The key strengths of this study include the longitudinal and cross-sectional correlations between standardized scores and clinical performance parameters across all core clerkships. Unlike earlier studies that focused on single clinical clerkships [7, 15, 18, 19, 27, 31, 32], we analyzed scores and clinical assessments across all required clerkships. These findings may allow us to identify students with need of assistance in improving performance in any of the core clerkships. We also identified clinical acumen in terms of FAS as a vital contributor to overall clinical performance. This finding is both novel and educationally meaningful. Lastly, we generalized MMS data through comparison with clinical assessments of visiting medical students from across the United States and comparison with national NBME standards for the subject examinations pertaining to each clerkship.

Limitations

Limitations include a retrospective design at a single institution over a long study period. Some variation in scores may have been introduced by a curriculum change in 2006, although we included similarly sized groups of students enrolled before and after the change. Further, not all scores were available for all students in all clerkships during the study interval.

Conclusions

In summary, we described academic assessment of MMS students over a 10-year interval. We confirmed a number of well-established findings regarding the predictive value of MCAT, USMLE 1 and 2, and NBME examinations in individual clerkships while expanding to report trends across all core clerkships. We also showed that both standardized testing and FAS were highly predictive of NBME subject examination scores, whereas MCAT scores did not correlate well with FAS in the clinical years. We confirmed that USMLE 1 sensitively and specifically identified students at risk for poor performance in clerkships, before clerkships began.

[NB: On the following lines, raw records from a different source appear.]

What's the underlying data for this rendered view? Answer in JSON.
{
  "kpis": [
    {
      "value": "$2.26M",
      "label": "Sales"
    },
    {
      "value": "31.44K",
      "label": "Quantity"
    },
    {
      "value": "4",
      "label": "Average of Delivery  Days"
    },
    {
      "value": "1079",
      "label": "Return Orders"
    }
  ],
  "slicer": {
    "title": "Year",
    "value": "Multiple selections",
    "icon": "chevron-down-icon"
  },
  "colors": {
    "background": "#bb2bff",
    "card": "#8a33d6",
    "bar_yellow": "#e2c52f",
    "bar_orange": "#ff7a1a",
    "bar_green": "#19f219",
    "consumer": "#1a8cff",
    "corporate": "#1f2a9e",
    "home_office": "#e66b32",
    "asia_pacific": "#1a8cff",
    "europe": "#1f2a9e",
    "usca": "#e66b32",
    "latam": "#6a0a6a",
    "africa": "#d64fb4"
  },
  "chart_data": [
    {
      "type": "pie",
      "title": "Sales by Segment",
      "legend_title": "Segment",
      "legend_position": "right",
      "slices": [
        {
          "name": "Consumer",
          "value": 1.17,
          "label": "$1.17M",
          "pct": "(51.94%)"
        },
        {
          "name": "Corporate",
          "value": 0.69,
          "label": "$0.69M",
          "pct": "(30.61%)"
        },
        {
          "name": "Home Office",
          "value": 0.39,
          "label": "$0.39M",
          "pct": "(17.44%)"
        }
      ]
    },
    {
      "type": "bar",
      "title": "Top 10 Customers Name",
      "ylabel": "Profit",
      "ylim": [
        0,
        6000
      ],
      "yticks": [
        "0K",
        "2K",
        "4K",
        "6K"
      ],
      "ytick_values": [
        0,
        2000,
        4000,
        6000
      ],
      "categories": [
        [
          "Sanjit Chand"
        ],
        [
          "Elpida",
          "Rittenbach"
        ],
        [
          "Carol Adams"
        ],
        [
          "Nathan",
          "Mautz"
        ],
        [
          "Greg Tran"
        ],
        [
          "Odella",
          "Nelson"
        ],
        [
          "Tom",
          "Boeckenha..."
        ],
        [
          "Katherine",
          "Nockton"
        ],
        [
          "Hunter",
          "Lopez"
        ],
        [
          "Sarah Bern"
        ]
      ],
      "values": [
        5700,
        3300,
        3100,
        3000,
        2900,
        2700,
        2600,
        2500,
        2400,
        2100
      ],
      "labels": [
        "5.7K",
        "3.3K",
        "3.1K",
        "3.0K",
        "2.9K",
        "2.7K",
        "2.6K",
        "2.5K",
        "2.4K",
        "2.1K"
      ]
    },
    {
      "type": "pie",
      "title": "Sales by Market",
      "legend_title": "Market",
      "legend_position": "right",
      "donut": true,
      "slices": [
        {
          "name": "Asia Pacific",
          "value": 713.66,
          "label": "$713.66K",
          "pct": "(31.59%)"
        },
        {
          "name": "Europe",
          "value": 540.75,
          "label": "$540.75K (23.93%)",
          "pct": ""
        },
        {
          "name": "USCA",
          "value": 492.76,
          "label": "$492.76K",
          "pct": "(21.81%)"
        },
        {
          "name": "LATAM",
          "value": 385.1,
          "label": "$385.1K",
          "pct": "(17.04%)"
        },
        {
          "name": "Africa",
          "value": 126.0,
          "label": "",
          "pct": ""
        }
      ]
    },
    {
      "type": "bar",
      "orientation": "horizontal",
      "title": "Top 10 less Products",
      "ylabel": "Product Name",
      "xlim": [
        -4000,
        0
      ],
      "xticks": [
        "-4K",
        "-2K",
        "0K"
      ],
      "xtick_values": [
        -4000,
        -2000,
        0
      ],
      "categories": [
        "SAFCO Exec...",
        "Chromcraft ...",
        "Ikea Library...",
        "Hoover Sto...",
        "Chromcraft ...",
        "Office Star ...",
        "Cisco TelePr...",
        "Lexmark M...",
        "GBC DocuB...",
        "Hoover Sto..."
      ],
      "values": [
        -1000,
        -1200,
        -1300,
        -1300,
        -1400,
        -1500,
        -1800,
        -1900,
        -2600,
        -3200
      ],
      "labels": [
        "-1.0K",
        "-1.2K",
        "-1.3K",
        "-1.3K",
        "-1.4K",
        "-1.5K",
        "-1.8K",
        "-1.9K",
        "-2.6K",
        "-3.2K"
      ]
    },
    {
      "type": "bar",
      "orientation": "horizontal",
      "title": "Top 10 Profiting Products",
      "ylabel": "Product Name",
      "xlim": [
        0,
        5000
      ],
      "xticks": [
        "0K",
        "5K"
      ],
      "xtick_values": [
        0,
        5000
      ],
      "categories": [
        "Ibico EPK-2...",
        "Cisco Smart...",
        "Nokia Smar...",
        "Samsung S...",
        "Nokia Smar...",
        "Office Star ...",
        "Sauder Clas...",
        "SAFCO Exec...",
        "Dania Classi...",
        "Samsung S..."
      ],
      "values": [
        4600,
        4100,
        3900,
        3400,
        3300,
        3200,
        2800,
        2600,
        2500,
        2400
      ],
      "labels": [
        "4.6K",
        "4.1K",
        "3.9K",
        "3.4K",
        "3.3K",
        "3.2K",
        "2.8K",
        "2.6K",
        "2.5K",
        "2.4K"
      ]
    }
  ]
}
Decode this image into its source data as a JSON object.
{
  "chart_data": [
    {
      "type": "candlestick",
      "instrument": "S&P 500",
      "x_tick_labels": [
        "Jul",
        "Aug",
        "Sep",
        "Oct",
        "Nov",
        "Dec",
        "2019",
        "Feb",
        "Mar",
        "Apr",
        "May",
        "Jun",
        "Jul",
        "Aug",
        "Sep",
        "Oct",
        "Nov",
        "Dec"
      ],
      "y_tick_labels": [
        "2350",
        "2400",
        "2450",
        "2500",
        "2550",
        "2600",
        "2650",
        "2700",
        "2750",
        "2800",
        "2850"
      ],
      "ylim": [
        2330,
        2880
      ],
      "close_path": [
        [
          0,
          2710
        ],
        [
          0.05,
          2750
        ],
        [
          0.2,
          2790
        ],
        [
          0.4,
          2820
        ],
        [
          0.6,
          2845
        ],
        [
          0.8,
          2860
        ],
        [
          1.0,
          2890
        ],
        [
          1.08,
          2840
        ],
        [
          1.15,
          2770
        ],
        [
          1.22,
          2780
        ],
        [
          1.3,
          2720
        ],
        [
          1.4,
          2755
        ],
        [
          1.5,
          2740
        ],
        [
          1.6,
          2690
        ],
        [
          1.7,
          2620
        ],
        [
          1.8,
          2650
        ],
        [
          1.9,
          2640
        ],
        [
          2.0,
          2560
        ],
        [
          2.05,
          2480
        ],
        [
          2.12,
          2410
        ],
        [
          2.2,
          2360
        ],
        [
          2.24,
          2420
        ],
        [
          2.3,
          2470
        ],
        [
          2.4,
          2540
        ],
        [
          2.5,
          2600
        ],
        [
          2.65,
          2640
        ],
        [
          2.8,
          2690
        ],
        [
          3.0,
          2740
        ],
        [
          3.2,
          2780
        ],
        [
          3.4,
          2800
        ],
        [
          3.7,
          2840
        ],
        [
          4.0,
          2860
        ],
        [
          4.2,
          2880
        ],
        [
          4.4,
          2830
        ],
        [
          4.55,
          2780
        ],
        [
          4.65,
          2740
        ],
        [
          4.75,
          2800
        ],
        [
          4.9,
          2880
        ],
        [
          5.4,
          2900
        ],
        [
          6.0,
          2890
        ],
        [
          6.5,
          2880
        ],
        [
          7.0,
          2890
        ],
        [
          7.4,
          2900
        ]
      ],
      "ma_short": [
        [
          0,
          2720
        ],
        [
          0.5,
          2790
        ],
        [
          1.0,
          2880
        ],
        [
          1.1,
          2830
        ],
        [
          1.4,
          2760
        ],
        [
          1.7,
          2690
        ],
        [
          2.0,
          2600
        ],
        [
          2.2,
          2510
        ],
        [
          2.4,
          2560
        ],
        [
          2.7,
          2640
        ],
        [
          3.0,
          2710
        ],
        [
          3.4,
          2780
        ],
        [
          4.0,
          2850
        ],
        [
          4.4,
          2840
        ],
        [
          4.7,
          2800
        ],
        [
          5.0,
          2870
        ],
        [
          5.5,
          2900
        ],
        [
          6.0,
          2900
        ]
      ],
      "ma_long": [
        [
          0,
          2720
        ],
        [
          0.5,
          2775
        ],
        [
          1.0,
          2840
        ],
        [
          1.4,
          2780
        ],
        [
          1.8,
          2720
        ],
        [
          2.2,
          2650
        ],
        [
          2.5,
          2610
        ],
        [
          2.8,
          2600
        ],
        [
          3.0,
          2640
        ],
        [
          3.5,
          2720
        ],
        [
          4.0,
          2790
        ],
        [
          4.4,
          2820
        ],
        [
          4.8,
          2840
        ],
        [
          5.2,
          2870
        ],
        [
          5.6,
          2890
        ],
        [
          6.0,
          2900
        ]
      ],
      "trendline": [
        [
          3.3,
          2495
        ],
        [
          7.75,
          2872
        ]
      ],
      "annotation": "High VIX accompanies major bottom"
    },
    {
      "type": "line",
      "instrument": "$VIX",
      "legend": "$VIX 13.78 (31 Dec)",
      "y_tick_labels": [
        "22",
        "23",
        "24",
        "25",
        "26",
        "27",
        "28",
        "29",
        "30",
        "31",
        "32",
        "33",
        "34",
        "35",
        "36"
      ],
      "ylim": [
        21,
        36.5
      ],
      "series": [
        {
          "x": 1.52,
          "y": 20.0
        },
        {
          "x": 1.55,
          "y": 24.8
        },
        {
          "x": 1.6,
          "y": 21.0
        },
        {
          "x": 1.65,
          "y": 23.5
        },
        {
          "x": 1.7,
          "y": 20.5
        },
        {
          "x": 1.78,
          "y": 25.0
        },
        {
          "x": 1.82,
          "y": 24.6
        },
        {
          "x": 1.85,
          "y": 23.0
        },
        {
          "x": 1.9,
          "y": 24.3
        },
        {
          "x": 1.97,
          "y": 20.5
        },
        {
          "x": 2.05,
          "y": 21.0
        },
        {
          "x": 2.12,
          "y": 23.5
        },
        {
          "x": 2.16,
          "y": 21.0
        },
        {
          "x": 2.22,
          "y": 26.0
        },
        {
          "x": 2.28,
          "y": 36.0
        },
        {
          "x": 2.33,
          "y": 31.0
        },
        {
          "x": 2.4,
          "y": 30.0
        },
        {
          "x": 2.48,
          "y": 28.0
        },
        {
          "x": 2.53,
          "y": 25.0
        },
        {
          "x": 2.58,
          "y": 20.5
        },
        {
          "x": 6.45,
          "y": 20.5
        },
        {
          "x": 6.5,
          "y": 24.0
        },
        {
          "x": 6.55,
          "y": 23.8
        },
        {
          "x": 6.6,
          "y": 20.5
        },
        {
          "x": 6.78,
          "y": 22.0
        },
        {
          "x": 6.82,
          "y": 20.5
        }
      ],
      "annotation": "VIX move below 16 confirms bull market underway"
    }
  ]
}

Our findings can facilitate identification of students at risk for poor clinical performance who would potentially benefit from proactive remediation. Because the MMS cohort was comparable in terms of the primary outcomes of interest (NBME and FAS) to other US medical students, we believe that our findings are generalizable and that the methodology can be replicated to determine institution-specific performance cutoffs.

Consent to publish

No potentially identifying details are included in the text. Consent to publish is not applicable for this manuscript.

Availability of data and materials

The dataset supporting the conclusions of this article is included within the article.